1. Field of the Invention
The present invention relates to a semiconductor device suitable for preventing film peeling due to dicing and for restraining abnormal discharge during etching.
2. Description of the Related Art
Dicing technology, which divides a semiconductor wafer into semiconductor chips, is indispensable for producing semiconductor chips. However, film peeling sometimes occurs due to an impact of dicing or handling of the semiconductor chip after dicing. FIGS. 3A and 3B are cross-sectional views illustrating a problem of film peeling inherent in a conventional semiconductor device. FIG. 3A illustrates a cross-sectional view before dicing and FIG. 3B illustrates a cross-sectional view after dicing. In a structure having an inter-layer insulating film 002 deposited on a semiconductor substrate 001, dicing along a scribe region 003 between pluralities of IC regions 004 causes damage due to penetration from each end surface of semiconductor chips in contact with a region 006 which is cut and removed by dicing. Then, the laminated inter-layer insulating film 002 peels off from the semiconductor substrate 001 as illustrated in FIG. 3B, with the result that a film peeling portion 005 may appear even in the IC region 004.

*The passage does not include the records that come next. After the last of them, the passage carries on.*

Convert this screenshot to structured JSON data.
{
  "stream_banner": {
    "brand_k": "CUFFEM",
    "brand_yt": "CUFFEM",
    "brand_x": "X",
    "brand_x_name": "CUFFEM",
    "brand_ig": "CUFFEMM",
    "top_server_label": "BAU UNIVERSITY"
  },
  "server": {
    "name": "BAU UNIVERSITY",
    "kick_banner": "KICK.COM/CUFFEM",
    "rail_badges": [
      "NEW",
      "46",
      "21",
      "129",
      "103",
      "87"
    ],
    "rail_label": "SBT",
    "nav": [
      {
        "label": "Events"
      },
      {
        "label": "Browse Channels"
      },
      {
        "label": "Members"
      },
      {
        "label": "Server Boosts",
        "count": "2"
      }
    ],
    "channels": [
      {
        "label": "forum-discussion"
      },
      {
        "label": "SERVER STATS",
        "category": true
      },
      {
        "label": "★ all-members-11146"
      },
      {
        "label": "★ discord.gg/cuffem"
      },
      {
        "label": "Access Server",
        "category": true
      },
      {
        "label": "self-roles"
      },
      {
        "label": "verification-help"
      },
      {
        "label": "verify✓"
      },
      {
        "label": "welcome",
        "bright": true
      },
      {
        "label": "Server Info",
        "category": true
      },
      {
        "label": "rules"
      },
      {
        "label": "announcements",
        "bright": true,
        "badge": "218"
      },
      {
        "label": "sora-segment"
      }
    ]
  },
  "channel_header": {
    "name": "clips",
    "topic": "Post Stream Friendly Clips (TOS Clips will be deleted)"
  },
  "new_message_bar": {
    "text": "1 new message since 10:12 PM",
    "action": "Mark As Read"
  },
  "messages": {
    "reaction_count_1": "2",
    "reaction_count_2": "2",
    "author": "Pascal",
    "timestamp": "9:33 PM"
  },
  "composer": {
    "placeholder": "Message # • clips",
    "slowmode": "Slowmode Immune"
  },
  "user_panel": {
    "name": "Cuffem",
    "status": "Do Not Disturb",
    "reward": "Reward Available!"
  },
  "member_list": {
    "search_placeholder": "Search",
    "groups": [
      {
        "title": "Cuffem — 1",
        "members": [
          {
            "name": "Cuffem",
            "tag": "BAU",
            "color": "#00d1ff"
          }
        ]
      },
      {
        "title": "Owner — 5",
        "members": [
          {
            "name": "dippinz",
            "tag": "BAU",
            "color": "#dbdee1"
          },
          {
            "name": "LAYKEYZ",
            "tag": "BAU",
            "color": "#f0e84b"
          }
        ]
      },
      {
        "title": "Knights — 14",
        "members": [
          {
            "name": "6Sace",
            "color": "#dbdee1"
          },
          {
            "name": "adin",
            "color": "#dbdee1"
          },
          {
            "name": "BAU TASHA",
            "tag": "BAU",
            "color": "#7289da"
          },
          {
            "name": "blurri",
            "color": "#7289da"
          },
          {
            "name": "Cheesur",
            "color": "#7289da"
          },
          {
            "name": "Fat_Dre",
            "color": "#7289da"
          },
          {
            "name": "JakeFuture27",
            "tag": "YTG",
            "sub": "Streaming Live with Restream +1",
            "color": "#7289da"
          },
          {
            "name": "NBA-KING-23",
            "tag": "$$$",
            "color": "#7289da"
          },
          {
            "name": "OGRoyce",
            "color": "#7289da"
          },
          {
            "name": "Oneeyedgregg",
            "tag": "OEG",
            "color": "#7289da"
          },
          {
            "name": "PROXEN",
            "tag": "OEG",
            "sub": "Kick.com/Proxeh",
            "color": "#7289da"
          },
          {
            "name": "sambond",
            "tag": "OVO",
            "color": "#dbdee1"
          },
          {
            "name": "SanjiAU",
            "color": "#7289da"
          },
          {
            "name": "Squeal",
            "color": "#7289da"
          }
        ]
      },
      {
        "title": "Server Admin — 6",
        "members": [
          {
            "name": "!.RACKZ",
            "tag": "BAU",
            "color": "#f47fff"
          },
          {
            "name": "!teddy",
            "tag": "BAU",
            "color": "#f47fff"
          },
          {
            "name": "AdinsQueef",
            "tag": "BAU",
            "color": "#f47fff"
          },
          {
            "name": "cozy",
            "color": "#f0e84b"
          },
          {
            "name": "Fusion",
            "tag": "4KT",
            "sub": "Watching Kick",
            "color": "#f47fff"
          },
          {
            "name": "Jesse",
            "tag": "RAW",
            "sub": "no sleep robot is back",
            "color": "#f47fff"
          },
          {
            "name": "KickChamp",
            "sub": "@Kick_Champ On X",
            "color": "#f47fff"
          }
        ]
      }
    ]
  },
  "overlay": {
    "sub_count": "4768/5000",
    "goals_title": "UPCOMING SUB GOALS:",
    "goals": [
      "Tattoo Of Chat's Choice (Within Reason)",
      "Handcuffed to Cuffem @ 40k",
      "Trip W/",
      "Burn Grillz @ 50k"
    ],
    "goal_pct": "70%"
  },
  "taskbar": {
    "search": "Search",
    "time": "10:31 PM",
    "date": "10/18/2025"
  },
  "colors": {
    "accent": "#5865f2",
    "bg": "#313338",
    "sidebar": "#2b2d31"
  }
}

As a method for preventing the film peeling caused by dicing, physical separation of the films deposited on the semiconductor substrate is offered (see, for example, Japanese Patent Application Laid-open No. H01-309351). FIGS. 4A and 4B are cross-sectional views of a semiconductor device which employs the above-mentioned method to take measures against film peeling. FIG. 4A illustrates a cross-sectional view before dicing and FIG. 4B illustrates a cross-sectional view after dicing. Separation grooves 007 are provided in the inter-layer insulating film 002 in the vicinity of boundaries between the scribe region 003 and the IC regions 004, so as to physically separate the inter-layer insulating films 002 between the respective regions. When dicing is performed as illustrated in FIG. 4B, the inter-layer insulating films 002 in the vicinity of the end surfaces of the semiconductor chips in contact with the cut and removed region 006 are damaged to peel off and scatter from the semiconductor substrate 001 as small pieces 008, whereas no damage propagates through portions without the inter-layer insulating films 002, causing no peeling of the inter-layer insulating films 002 in the IC regions 004.
However, the applicant has found through research that the following problem arises if the above-mentioned conventional technology is applied to a semiconductor device having a metal plug. FIGS. 5A to 5D are cross-sectional views illustrating a difficulty which occurs when the conventional technology and the plug technology are used in combination. FIG. 5A illustrates a cross section in which the separation groove 007 is provided in the inter-layer insulating film 002 on the semiconductor substrate 001, and a plug metal film 010 is thereafter deposited on the inter-layer insulating film 002 and an exposed part of the semiconductor substrate 001. A contact hole 009 with a small opening is completely filled with the plug metal film 010, whereas the separation groove 007 with a large opening is not filled with the metal film but the plug metal film 010 is deposited along a bottom part and lateral walls of the separation groove 007. FIG. 5B illustrates a cross section after the deposited plug metal film 010 is etched back, illustrating side walls 011 of the plug metal films formed as lateral walls of the separation groove 007. FIG. 5C illustrates a cross section after metal wiring 012 is formed and connected to the plug metal film inside the contact hole 009 and a passivation film 013 is then deposited over a semiconductor wafer. FIG. 5D illustrates a cross section when etching for pad opening is performed with the IC region 004 covered with a′pad etching resist 014. It has been found that, when a part of the passivation film 013 is removed by etching to expose the underlayer, abnormal discharge 015 is generated on the side wall 011 of the plug metal film, resulting in a difficulty of wafer surface burning. It has been recognized that the difficulty described above needs to be further addressed.